Usually, people with Wernicke-Korsakoff syndrome do not experience both phases of the condition at the same time. In most cases, a person develops Wernicke encephalopathy first. Researchers have determined that during this phase of the condition, the hypothalamus and the thalamus of the brain are harmed. As a result, the person may show signs of memory problems or confusion. In addition, the person may have difficulty looking in a certain direction because the eye muscles that direct such movements may be paralyzed.
The second phase of Wernicke-Korsakoff syndrome, Korsakoff psychosis, has an entirely different set of symptoms from the first phase. For example, an affected individual may not be able to form any new memories, although memories prior to the start of the illness may be quite clear. In addition, the affected individual may use repetitious statements. She may also inadvertently try to create stories to fill in the parts of her memory that she has lost.

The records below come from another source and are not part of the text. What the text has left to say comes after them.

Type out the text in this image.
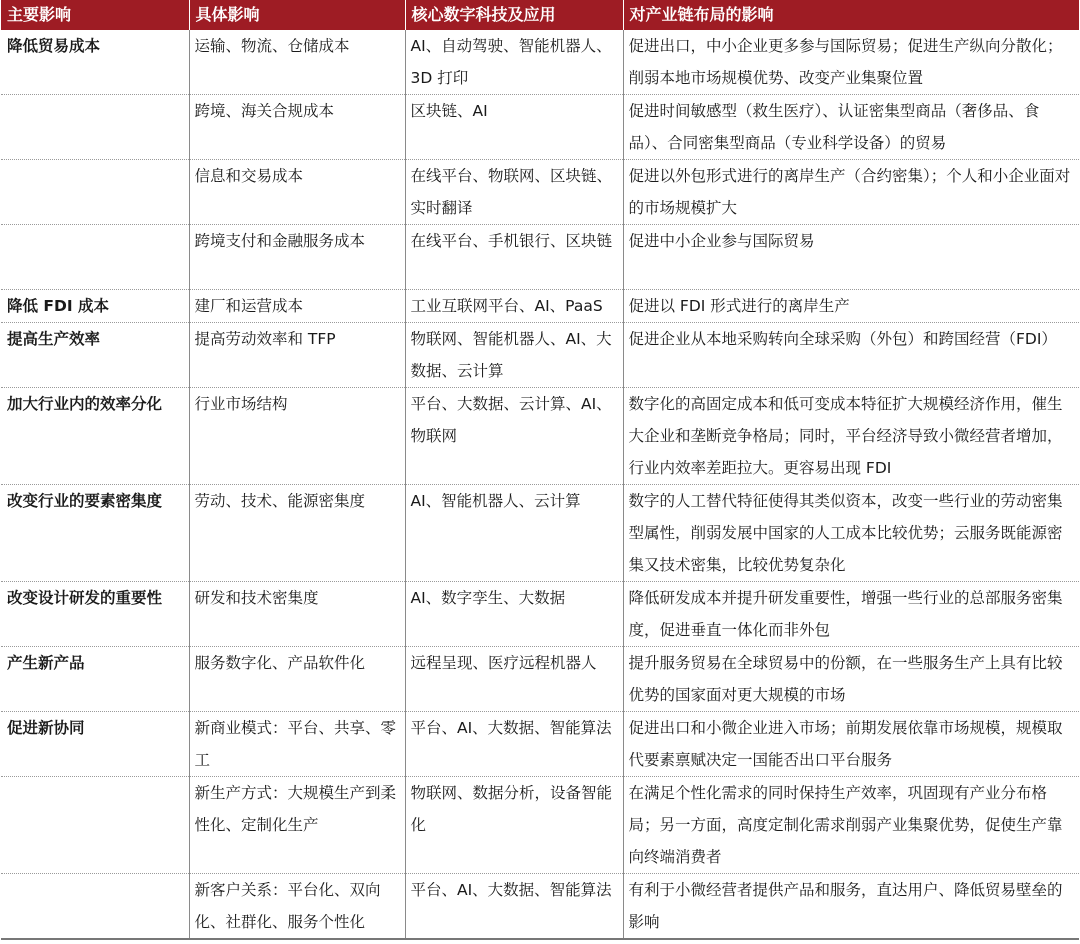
主要影响	具体影响	核心数字科技及应用	对产业链布局的影响
降低贸易成本	运输、物流、仓储成本	AI、自动驾驶、智能机器人、3D 打印	促进出口，中小企业更多参与国际贸易；促进生产纵向分散化；削弱本地市场规模优势、改变产业集聚位置
	跨境、海关合规成本	区块链、AI	促进时间敏感型（救生医疗）、认证密集型商品（奢侈品、食品）、合同密集型商品（专业科学设备）的贸易
	信息和交易成本	在线平台、物联网、区块链、实时翻译	促进以外包形式进行的离岸生产（合约密集）；个人和小企业面对的市场规模扩大
	跨境支付和金融服务成本	在线平台、手机银行、区块链	促进中小企业参与国际贸易
降低 FDI 成本	建厂和运营成本	工业互联网平台、AI、PaaS	促进以 FDI 形式进行的离岸生产
提高生产效率	提高劳动效率和 TFP	物联网、智能机器人、AI、大数据、云计算	促进企业从本地采购转向全球采购（外包）和跨国经营（FDI）
加大行业内的效率分化	行业市场结构	平台、大数据、云计算、AI、物联网	数字化的高固定成本和低可变成本特征扩大规模经济作用，催生大企业和垄断竞争格局；同时，平台经济导致小微经营者增加，行业内效率差距拉大。更容易出现 FDI
改变行业的要素密集度	劳动、技术、能源密集度	AI、智能机器人、云计算	数字的人工替代特征使得其类似资本，改变一些行业的劳动密集型属性，削弱发展中国家的人工成本比较优势；云服务既能源密集又技术密集，比较优势复杂化
改变设计研发的重要性	研发和技术密集度	AI、数字孪生、大数据	降低研发成本并提升研发重要性，增强一些行业的总部服务密集度，促进垂直一体化而非外包
产生新产品	服务数字化、产品软件化	远程呈现、医疗远程机器人	提升服务贸易在全球贸易中的份额，在一些服务生产上具有比较优势的国家面对更大规模的市场
促进新协同	新商业模式：平台、共享、零工	平台、AI、大数据、智能算法	促进出口和小微企业进入市场；前期发展依靠市场规模，规模取代要素禀赋决定一国能否出口平台服务
	新生产方式：大规模生产到柔性化、定制化生产	物联网、数据分析，设备智能化	在满足个性化需求的同时保持生产效率，巩固现有产业分布格局；另一方面，高度定制化需求削弱产业集聚优势，促使生产靠向终端消费者
	新客户关系：平台化、双向化、社群化、服务个性化	平台、AI、大数据、智能算法	有利于小微经营者提供产品和服务，直达用户、降低贸易壁垒的影响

Although each phase of Wernicke-Korsakoff syndrome can be considered a separate disease, they are usually lumped together. Consequently, there are some general symptoms that can be applied to Wernicke-Korsakoff syndrome as a whole. For example, many people are apathetic or indifferent to the people and events around them, and they rarely express their emotions. In addition, most affected individuals lose the ability for spontaneity.
Wernicke-Korsakoff syndrome may be partially reversed if it is diagnosed early-on. For starters, if the person is an alcoholic, she must stop drinking. Then, the affected individual may be supplemented with thiamine, either through an injection or via a pill. The person may be advised to eat thiamine rich foods as well, such as peas, fortified cereals, and pork. In addition, some Alzheimer’s disease drugs may be recommended to help restore some memory loss.